KI-Analyse (GoogleAI)
Ich verstehe, dass Sie Wasser in Ihrem Revisionsschacht im Keller haben. Das deutet auf ein Problem hin, das ich Ihnen im Folgenden erläutere:
Mögliche Ursachen für Wasser im Revisionsschacht:
- Undichtigkeit des Abwasserrohrs: Das verrostete Teil im Rohr könnte eine undichte Stelle sein.
- Grundwasser: Bei einem Altbau kann Grundwasser durch die Betonsohle oder die Wände eindringen.
- Kondenswasser: In seltenen Fällen kann sich Kondenswasser bilden, besonders wenn es Temperaturunterschiede gibt.
🔴 Gefahr: Wasser im Revisionsschacht kann zu Feuchtigkeitsschäden im Keller führen, die Bausubstanz schädigen und Schimmelbildung begünstigen.

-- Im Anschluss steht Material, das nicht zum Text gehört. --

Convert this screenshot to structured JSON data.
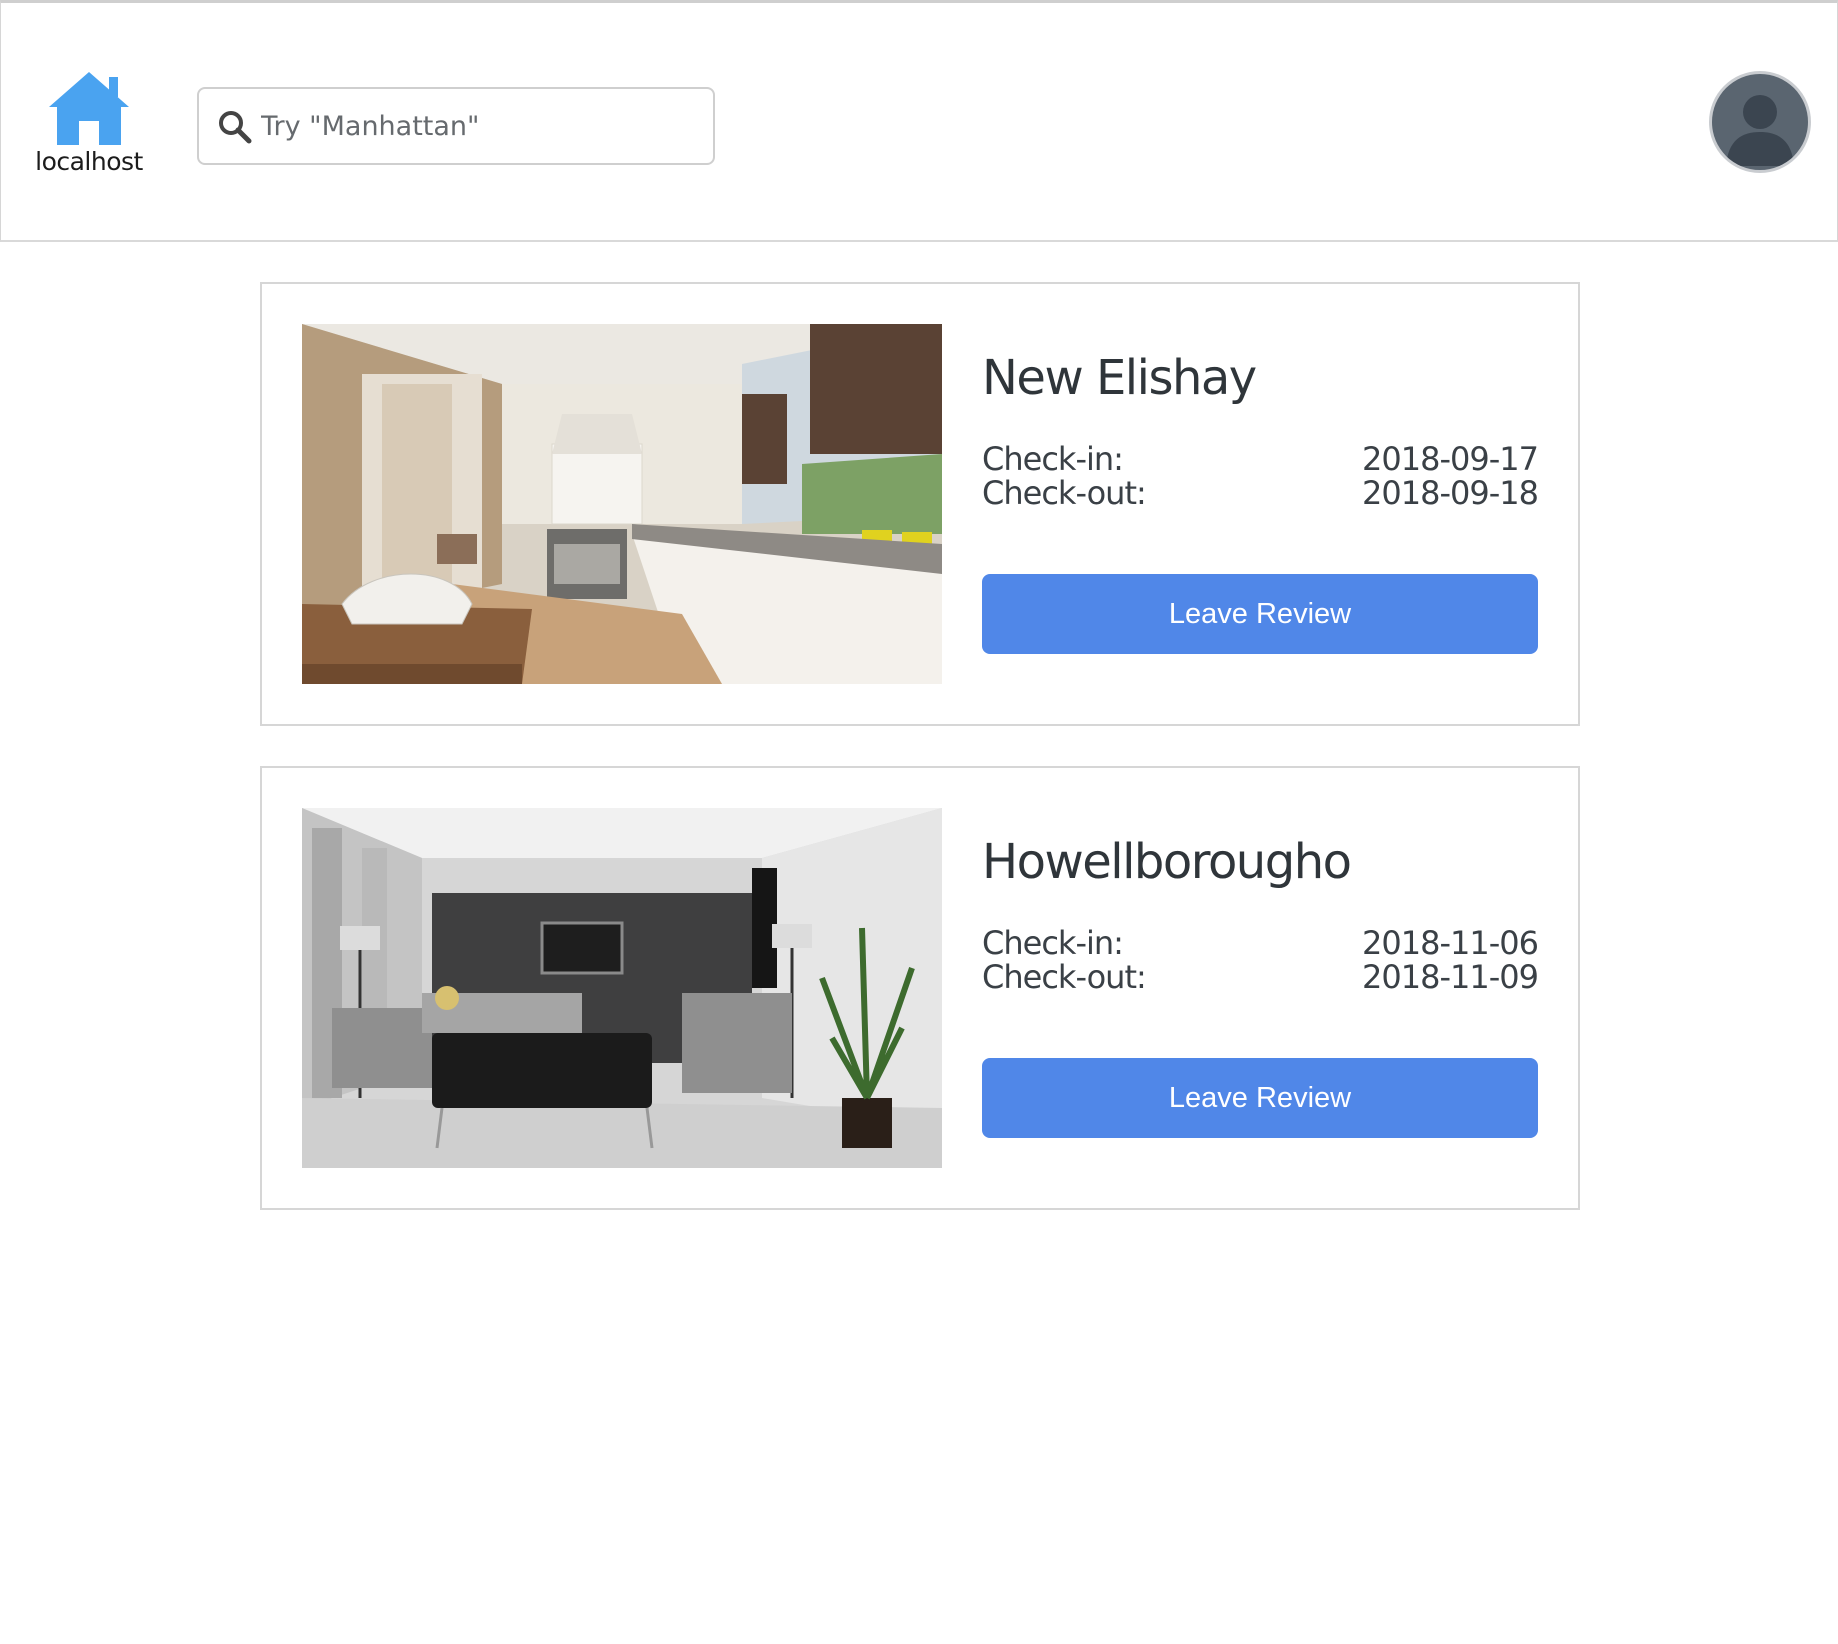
{
  "brand": {
    "name": "localhost",
    "icon": "house-icon",
    "color": "#4aa3f0"
  },
  "search": {
    "placeholder": "Try \"Manhattan\"",
    "value": "",
    "icon": "search-icon"
  },
  "user": {
    "avatar_icon": "user-silhouette-icon"
  },
  "bookings": [
    {
      "title": "New Elishay",
      "photo": "kitchen-photo",
      "checkin_label": "Check-in:",
      "checkin": "2018-09-17",
      "checkout_label": "Check-out:",
      "checkout": "2018-09-18",
      "button": "Leave Review"
    },
    {
      "title": "Howellborougho",
      "photo": "living-room-photo",
      "checkin_label": "Check-in:",
      "checkin": "2018-11-06",
      "checkout_label": "Check-out:",
      "checkout": "2018-11-09",
      "button": "Leave Review"
    }
  ],
  "colors": {
    "accent": "#5087e8",
    "border": "#d6d6d6",
    "text": "#333a40"
  }
}
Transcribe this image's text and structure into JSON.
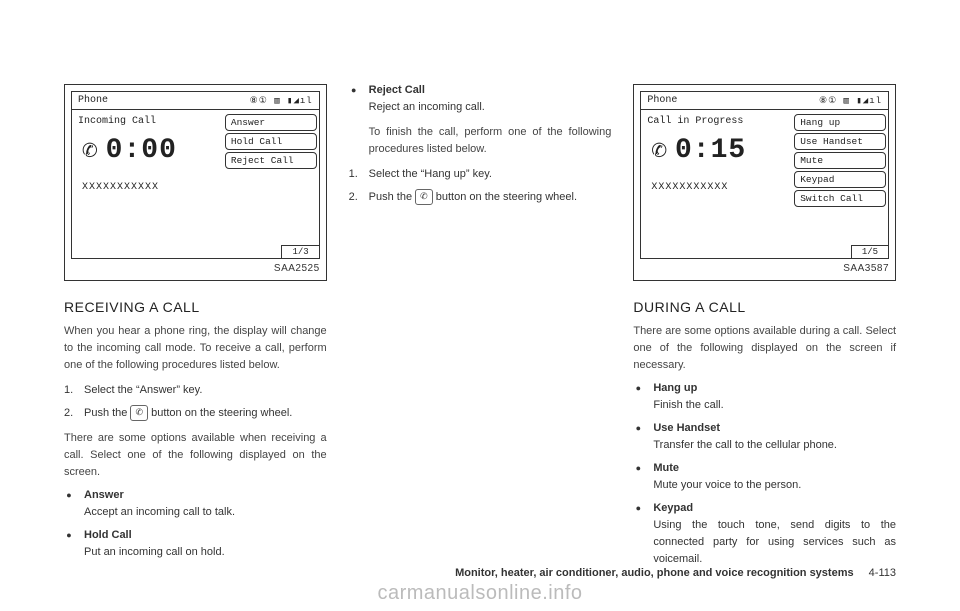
{
  "col1": {
    "figure": {
      "topTitle": "Phone",
      "topIcons": "⑧① ▥ ▮◢ıl",
      "status": "Incoming Call",
      "phoneGlyph": "✆",
      "time": "0:00",
      "xxx": "XXXXXXXXXXX",
      "menu": [
        "Answer",
        "Hold Call",
        "Reject Call"
      ],
      "counter": "1/3",
      "label": "SAA2525"
    },
    "heading": "RECEIVING A CALL",
    "intro": "When you hear a phone ring, the display will change to the incoming call mode. To receive a call, perform one of the following procedures listed below.",
    "steps": [
      "Select the “Answer” key.",
      "Push the   button on the steering wheel."
    ],
    "afterSteps": "There are some options available when receiving a call. Select one of the following displayed on the screen.",
    "bullets": [
      {
        "name": "Answer",
        "desc": "Accept an incoming call to talk."
      },
      {
        "name": "Hold Call",
        "desc": "Put an incoming call on hold."
      }
    ]
  },
  "col2": {
    "bullets": [
      {
        "name": "Reject Call",
        "desc": "Reject an incoming call."
      }
    ],
    "finish": "To finish the call, perform one of the following procedures listed below.",
    "steps": [
      "Select the “Hang up” key.",
      "Push the   button on the steering wheel."
    ]
  },
  "col3": {
    "figure": {
      "topTitle": "Phone",
      "topIcons": "⑧① ▥ ▮◢ıl",
      "status": "Call in Progress",
      "phoneGlyph": "✆",
      "time": "0:15",
      "xxx": "XXXXXXXXXXX",
      "menu": [
        "Hang up",
        "Use Handset",
        "Mute",
        "Keypad",
        "Switch Call"
      ],
      "counter": "1/5",
      "label": "SAA3587"
    },
    "heading": "DURING A CALL",
    "intro": "There are some options available during a call. Select one of the following displayed on the screen if necessary.",
    "bullets": [
      {
        "name": "Hang up",
        "desc": "Finish the call."
      },
      {
        "name": "Use Handset",
        "desc": "Transfer the call to the cellular phone."
      },
      {
        "name": "Mute",
        "desc": "Mute your voice to the person."
      },
      {
        "name": "Keypad",
        "desc": "Using the touch tone, send digits to the connected party for using services such as voicemail."
      }
    ]
  },
  "footer": {
    "section": "Monitor, heater, air conditioner, audio, phone and voice recognition systems",
    "page": "4-113"
  },
  "watermark": "carmanualsonline.info",
  "phoneBtnGlyph": "✆"
}
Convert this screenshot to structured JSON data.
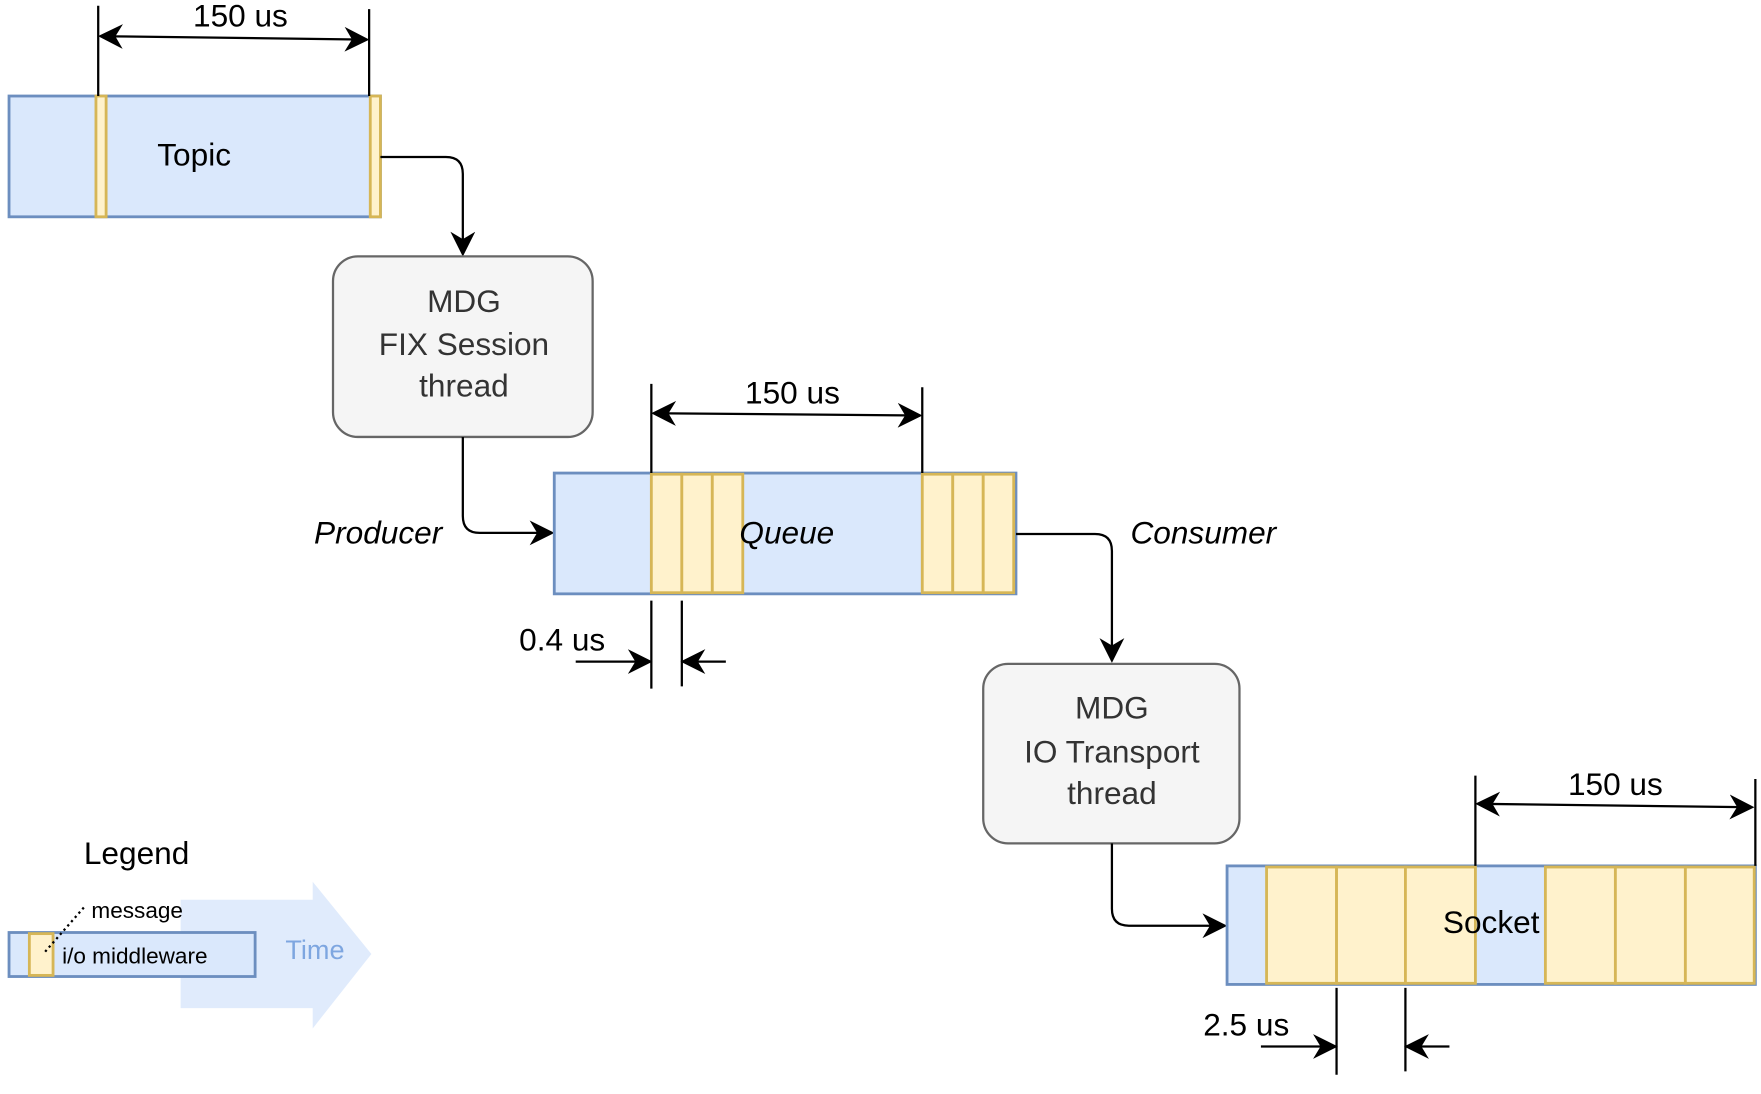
{
  "colors": {
    "buffer_fill": "#dae8fc",
    "buffer_stroke": "#6c8ebf",
    "message_fill": "#fff2cc",
    "message_stroke": "#d6b656",
    "thread_fill": "#f5f5f5",
    "thread_stroke": "#666666",
    "time_arrow": "#dae8fc",
    "time_text": "#7ea6e0"
  },
  "topic": {
    "label": "Topic",
    "dimension": "150 us"
  },
  "fix_thread": {
    "lines": [
      "MDG",
      "FIX Session",
      "thread"
    ]
  },
  "producer_label": "Producer",
  "queue": {
    "label": "Queue",
    "dimension": "150 us",
    "message_dimension": "0.4 us"
  },
  "consumer_label": "Consumer",
  "io_thread": {
    "lines": [
      "MDG",
      "IO Transport",
      "thread"
    ]
  },
  "socket": {
    "label": "Socket",
    "dimension": "150 us",
    "message_dimension": "2.5 us"
  },
  "legend": {
    "title": "Legend",
    "message": "message",
    "io_middleware": "i/o middleware",
    "time": "Time"
  }
}
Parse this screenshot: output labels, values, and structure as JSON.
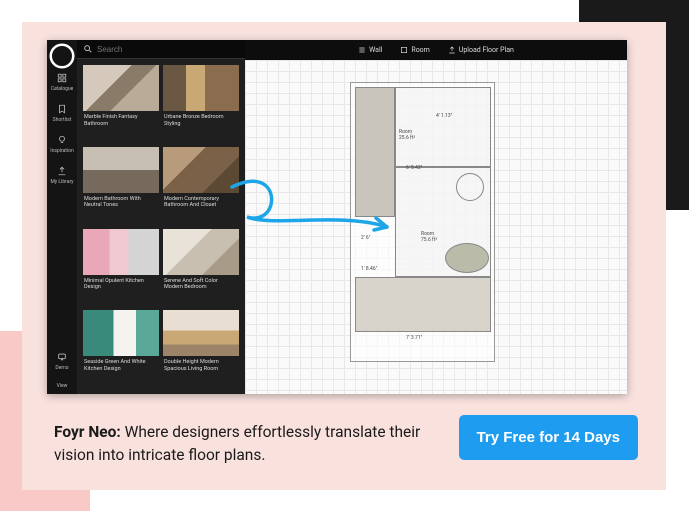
{
  "rail": {
    "items": [
      {
        "label": "Catalogue",
        "icon": "grid"
      },
      {
        "label": "Shortlist",
        "icon": "bookmark"
      },
      {
        "label": "Inspiration",
        "icon": "bulb"
      },
      {
        "label": "My Library",
        "icon": "upload"
      }
    ],
    "demo": "Demo",
    "view": "View"
  },
  "search": {
    "placeholder": "Search"
  },
  "catalogue": [
    {
      "title": "Marble Finish Fantasy Bathroom"
    },
    {
      "title": "Urbane Bronze Bedroom Styling"
    },
    {
      "title": "Modern Bathroom With Neutral Tones"
    },
    {
      "title": "Modern Contemporary Bathroom And Closet"
    },
    {
      "title": "Minimal Opulent Kitchen Design"
    },
    {
      "title": "Serene And Soft Color Modern Bedroom"
    },
    {
      "title": "Seaside Green And White Kitchen Design"
    },
    {
      "title": "Double Height Modern Spacious Living Room"
    }
  ],
  "toolbar": {
    "wall": "Wall",
    "room": "Room",
    "upload": "Upload Floor Plan"
  },
  "plan": {
    "room1": "Room",
    "room1_dim": "25.6 ft²",
    "room2": "Room",
    "room2_dim": "75.6 ft²",
    "d1": "4' 1.13\"",
    "d2": "6' 5.42\"",
    "d3": "2' 6\"",
    "d4": "1' 8.46\"",
    "d5": "7' 3.71\""
  },
  "caption": {
    "bold": "Foyr Neo:",
    "text": " Where designers effortlessly translate their vision into intricate floor plans."
  },
  "cta": "Try Free for 14 Days"
}
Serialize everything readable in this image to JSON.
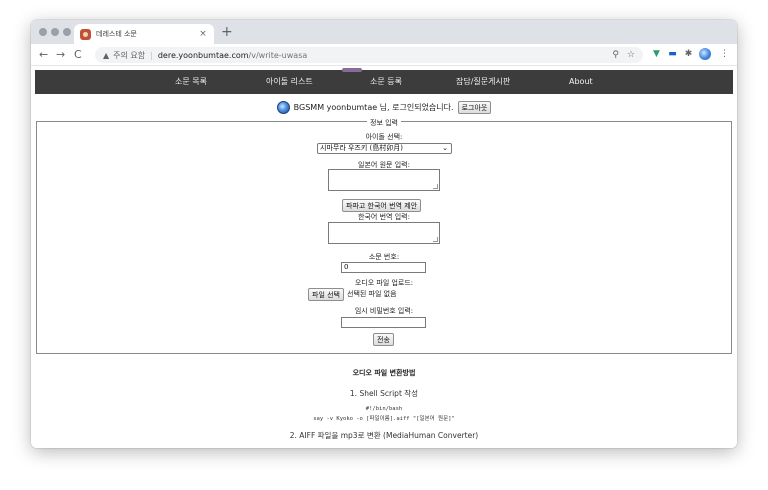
{
  "browser": {
    "tab": {
      "title": "데레스테 소문",
      "close_label": "×"
    },
    "new_tab_label": "+",
    "nav": {
      "back": "←",
      "forward": "→",
      "reload": "C"
    },
    "address": {
      "security_icon": "warning-triangle-icon",
      "security_label": "주의 요함",
      "separator": "|",
      "host": "dere.yoonbumtae.com",
      "path": "/v/write-uwasa"
    },
    "icons": [
      "zoom-icon",
      "star-icon",
      "vue-extension-icon",
      "media-extension-icon",
      "puzzle-extension-icon",
      "profile-avatar-icon",
      "menu-icon"
    ]
  },
  "nav": {
    "items": [
      {
        "label": "소문 목록"
      },
      {
        "label": "아이돌 리스트"
      },
      {
        "label": "소문 등록"
      },
      {
        "label": "잡담/질문게시판"
      },
      {
        "label": "About"
      }
    ]
  },
  "login": {
    "text": "BGSMM yoonbumtae 님, 로그인되었습니다.",
    "logout_label": "로그아웃"
  },
  "form": {
    "legend": "정보 입력",
    "idol_label": "아이돌 선택:",
    "idol_selected": "시마무라 우즈키 (島村卯月)",
    "jp_label": "일본어 원문 입력:",
    "translate_button": "파파고 한국어 번역 제안",
    "kr_label": "한국어 번역 입력:",
    "number_label": "소문 번호:",
    "number_value": "0",
    "audio_label": "오디오 파일 업로드:",
    "file_button": "파일 선택",
    "file_status": "선택된 파일 없음",
    "password_label": "임시 비밀번호 입력:",
    "submit_label": "전송"
  },
  "guide": {
    "title": "오디오 파일 변환방법",
    "step1": "1. Shell Script 작성",
    "code_line1": "#!/bin/bash",
    "code_line2": "say -v Kyoko -o [파일이름].aiff \"[일본어 원문]\"",
    "step2": "2. AIFF 파일을 mp3로 변환 (MediaHuman Converter)"
  }
}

👉 Handlungsempfehlung: Lassen Sie die Ursache des Wassereintritts von einem Installateur oder einem Bausachverständigen untersuchen. Eine Abdichtung des Schachts oder eine Reparatur des Rohrs kann erforderlich sein.
KI-Analyse (DeepSeek)
Der vorliegende Sachverhalt beschreibt einen typischen Altbau-Schacht (Baujahr 1962) mit stehendem Wasser, einem korrodierten Rohrbauteil und sandigem Untergrund. Die Situation ist nicht trivial, da sie auf eine Kombination aus baulichen Mängeln und potenziellen Schäden an der Abwasserleitung hinweist. Die Idee des Nutzers, den Schacht selbst mit Beton und Zementpampe abzudichten, ist aus fachlicher Sicht abzulehnen, da dies die Ursache nicht behebt und das Problem lediglich verlagert.
🔴 Gefahr: Das stehende Wasser im Schacht kann auf eine undichte Abwasserleitung oder einen defekten Revisionsverschluss hindeuten. Dies birgt ein erhebliches Risiko für die Bausubstanz (Durchfeuchtung, Frostschäden) und die Hygiene (Geruchsbelästigung, Schimmelbildung, Insektenbefall). Zudem kann das korrodierte Teil im Rohr auf einen kritischen Zustand der Leitung hinweisen, der zu einem Rückstau oder Bruch führen kann.
⚠️ Korrektur: Die Annahme, dass ein Teeranstrich oder Dachlack das Rohr abdichten könnte, ist fachlich falsch. Diese Materialien sind nicht für druckbeaufschlagte Abwasserleitungen geeignet und bieten keine dauerhafte Abdichtung. Auch das Einschlämmen der Wände mit Zementpampe ist keine nachhaltige Lösung, da es die Wasserbewegung nicht stoppt, sondern nur den Druck auf die Bausubstanz erhöht.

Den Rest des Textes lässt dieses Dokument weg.